Freitag, 30. Dezember 2011

Lyrik-Prosa-Wortkultur 1253

"Gedichte des Tages" zu Neujahr?!
Bringt nix - der Kater frisst sie alle. Also lieber ein Hinweis darauf, dass Erinnerungen allein nicht tragfähige Gerüste bilden:



Wir hatten einander
im Blitz,
in dem wir uns
nicht hatten,
und wachten auf
in Erinnerung,
in der wir badeten,
wenn die vielen Alltagswunden
nicht vernarben wollten.


Dazu kommt ein weiteres Testgedicht: "Dem Nebenmann"
und der gewohnte Blick drei Jahre zurück: Warteschleife...

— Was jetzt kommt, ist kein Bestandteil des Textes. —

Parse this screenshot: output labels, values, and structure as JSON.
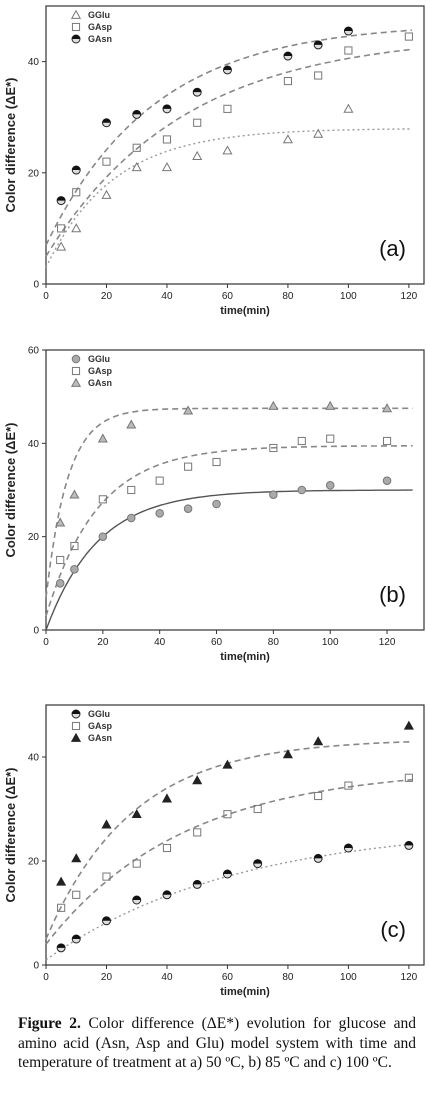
{
  "chart_data": [
    {
      "type": "scatter",
      "panel_label": "(a)",
      "xlabel": "time(min)",
      "ylabel": "Color difference (ΔE*)",
      "xlim": [
        0,
        125
      ],
      "ylim": [
        0,
        50
      ],
      "xticks": [
        0,
        20,
        40,
        60,
        80,
        100,
        120
      ],
      "yticks": [
        0,
        20,
        40
      ],
      "legend_position": "top-left",
      "series": [
        {
          "name": "GGlu",
          "marker": "triangle-open",
          "curve_style": "dotted",
          "x": [
            5,
            10,
            20,
            30,
            40,
            50,
            60,
            80,
            90,
            100
          ],
          "y": [
            6.7,
            10,
            16,
            21,
            21,
            23,
            24,
            26,
            27,
            31.5
          ],
          "fit": {
            "a": 28,
            "k": 0.045,
            "b": 3
          }
        },
        {
          "name": "GAsp",
          "marker": "square-open",
          "curve_style": "dashed",
          "x": [
            5,
            10,
            20,
            30,
            40,
            50,
            60,
            80,
            90,
            100,
            120
          ],
          "y": [
            10,
            16.5,
            22,
            24.5,
            26,
            29,
            31.5,
            36.5,
            37.5,
            42,
            44.5
          ],
          "fit": {
            "a": 45,
            "k": 0.022,
            "b": 5
          }
        },
        {
          "name": "GAsn",
          "marker": "circle-half",
          "curve_style": "dashed",
          "x": [
            5,
            10,
            20,
            30,
            40,
            50,
            60,
            80,
            90,
            100
          ],
          "y": [
            15,
            20.5,
            29,
            30.5,
            31.5,
            34.5,
            38.5,
            41,
            43,
            45.5
          ],
          "fit": {
            "a": 47,
            "k": 0.028,
            "b": 7
          }
        }
      ]
    },
    {
      "type": "scatter",
      "panel_label": "(b)",
      "xlabel": "time(min)",
      "ylabel": "Color difference (ΔE*)",
      "xlim": [
        0,
        133
      ],
      "ylim": [
        0,
        60
      ],
      "xticks": [
        0,
        20,
        40,
        60,
        80,
        100,
        120
      ],
      "yticks": [
        0,
        20,
        40,
        60
      ],
      "ytick_labels": [
        "0",
        "20",
        "40",
        "60"
      ],
      "legend_position": "top-left",
      "series": [
        {
          "name": "GGlu",
          "marker": "circle-filled-light",
          "curve_style": "solid",
          "x": [
            5,
            10,
            20,
            30,
            40,
            50,
            60,
            80,
            90,
            100,
            120
          ],
          "y": [
            10,
            13,
            20,
            24,
            25,
            26,
            27,
            29,
            30,
            31,
            32
          ],
          "fit": {
            "a": 30,
            "k": 0.055,
            "b": 0
          }
        },
        {
          "name": "GAsp",
          "marker": "square-open",
          "curve_style": "dashed",
          "x": [
            5,
            10,
            20,
            30,
            40,
            50,
            60,
            80,
            90,
            100,
            120
          ],
          "y": [
            15,
            18,
            28,
            30,
            32,
            35,
            36,
            39,
            40.5,
            41,
            40.5
          ],
          "fit": {
            "a": 39.5,
            "k": 0.055,
            "b": 3
          }
        },
        {
          "name": "GAsn",
          "marker": "triangle-filled-light",
          "curve_style": "dashed",
          "x": [
            5,
            10,
            20,
            30,
            50,
            80,
            100,
            120
          ],
          "y": [
            23,
            29,
            41,
            44,
            47,
            48,
            48,
            47.5
          ],
          "fit": {
            "a": 47.5,
            "k": 0.13,
            "b": 7
          }
        }
      ]
    },
    {
      "type": "scatter",
      "panel_label": "(c)",
      "xlabel": "time(min)",
      "ylabel": "Color difference (ΔE*)",
      "xlim": [
        0,
        125
      ],
      "ylim": [
        0,
        50
      ],
      "xticks": [
        0,
        20,
        40,
        60,
        80,
        100,
        120
      ],
      "yticks": [
        0,
        20,
        40
      ],
      "legend_position": "top-left",
      "series": [
        {
          "name": "GGlu",
          "marker": "circle-half",
          "curve_style": "dotted",
          "x": [
            5,
            10,
            20,
            30,
            40,
            50,
            60,
            70,
            90,
            100,
            120
          ],
          "y": [
            3.3,
            5,
            8.5,
            12.5,
            13.5,
            15.5,
            17.5,
            19.5,
            20.5,
            22.5,
            23
          ],
          "fit": {
            "a": 27,
            "k": 0.016,
            "b": 1
          }
        },
        {
          "name": "GAsp",
          "marker": "square-open",
          "curve_style": "dashed",
          "x": [
            5,
            10,
            20,
            30,
            40,
            50,
            60,
            70,
            90,
            100,
            120
          ],
          "y": [
            11,
            13.5,
            17,
            19.5,
            22.5,
            25.5,
            29,
            30,
            32.5,
            34.5,
            36
          ],
          "fit": {
            "a": 38,
            "k": 0.022,
            "b": 4
          }
        },
        {
          "name": "GAsn",
          "marker": "triangle-filled",
          "curve_style": "dashed",
          "x": [
            5,
            10,
            20,
            30,
            40,
            50,
            60,
            80,
            90,
            120
          ],
          "y": [
            16,
            20.5,
            27,
            29,
            32,
            35.5,
            38.5,
            40.5,
            43,
            46
          ],
          "fit": {
            "a": 43.5,
            "k": 0.035,
            "b": 5
          }
        }
      ]
    }
  ],
  "caption": {
    "label": "Figure 2.",
    "text": " Color difference (ΔE*) evolution for glucose and amino acid (Asn, Asp and Glu) model system with time and temperature of treatment at a) 50 ºC, b) 85 ºC and c) 100 ºC."
  }
}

Weiter geht´s mit der 50. Fortsetzung des utopischen Romans  "Operation Zeitensprung" von Anna Roth::

Eine neue Karriere

Das Programm 7000 war eine Art Testfragensystem. Gedruckt hätte es einen gewaltigen Wälzer gefüllt. Aber es wurde direkt über eine Datenfernleitung abgerufen. Den Vorspann fand ich schon einmal lustig.
... und beantworte sie unbedingt vollständig.
Wenn du am liebsten auf alle Fragen
... „g) weiß ich nicht“ oder
h) diese Frage möchte ich nicht beantworten“
antworten möchtest, dann tu das!“
Dann folgten die unterschiedlichsten Komplexe. Interessen, Wissen, Neigungen / Hobbys, Wahrnehmungen, Was-wäre-wenn-Spiele.
Die Esspausen nahm ich nur halb bewusst wahr. Mein Gehirn formulierte eher
Das Grüne links auf dem Teller ist Spinat, das Blassgelbe rechts unten Kartoffelbrei und die dunkelgelbe Iris mit der weißen Bindehaut drum herum ein Spiegelei. Schmeckte dir das Ganze auch, wenn es etwas Anderes wäre? Magst du mit der Gabel in die Iris stechen, damit gleich das Eigelb über den Teller läuft?“
Bei jeder kleinen Pause fühlte ich mich sofort wieder zu dem Test hingezogen. Am Abend hatte ich alle Antworten zusammen. Die elektronische Post konnte abgehen.
Ich bekam als erste aus unserem Team einen Termin für das Auswertungsgespräch. Gleich nach dem Wochenende. Die drei Tage Wartezeit stand ich mit einem sehr flauen Gefühl durch. Als Schülerin hatte es mir selbst vor Prüfungen gegraut, auf die ich glänzend vorbereitet war.
Endlich war es so weit. Ich ließ mich direkt aus dem Schließzimmer in den Warteraum des Beratungszentrums beamen. Nuk hatte mir erklärt, am besten solle ich mich vorher in Starre versetzen. Das stellte sich als eine Art autogenes Training oder Yoga heraus. Ich konzentrierte mich voll auf meinen Körper. Wenn ich bewusst wahrnahm, wie mein Blut durch die Adern strömte, sollte ich kurz nicken, und Nuk würde den Beamer einschalten.
Letztlich war ich enttäuscht. Ich hatte mir diesen Wahnsinnsvorgang, als Körper in einen Energiestrahl und wieder zurück verwandelt zu werden, aufregender vorgestellt. Eigentlich wurde der Yogazustand nur kurz durch ein Kribbeln unterbrochen, als ob viele hauchfeine Nadeln durch den Körper fuhren.
Für diesen Mangel an ungewöhnlichen Eindrücken entschädigte mich der Raum, in dem ich gelandet war. Angenehm klein, indirekt mit gelb getöntem Licht beleuchtet, erwartete mich darin eine Sitzgruppe, ein Bücherregal und ein Dickicht von herabhängenden und hochwuchernden Schling- und anderen Grünpflanzen. Es fehlten nur die Schreie von Papageien oder anderen Urwaldlebewesen. Dann wäre die Tropenillusion perfekt gewesen. Trotzdem beherrschte mich die Sorge, gleich einem menschlichen Raubtier zum Fraß vorgeworfen zu werden. War das meine Welt?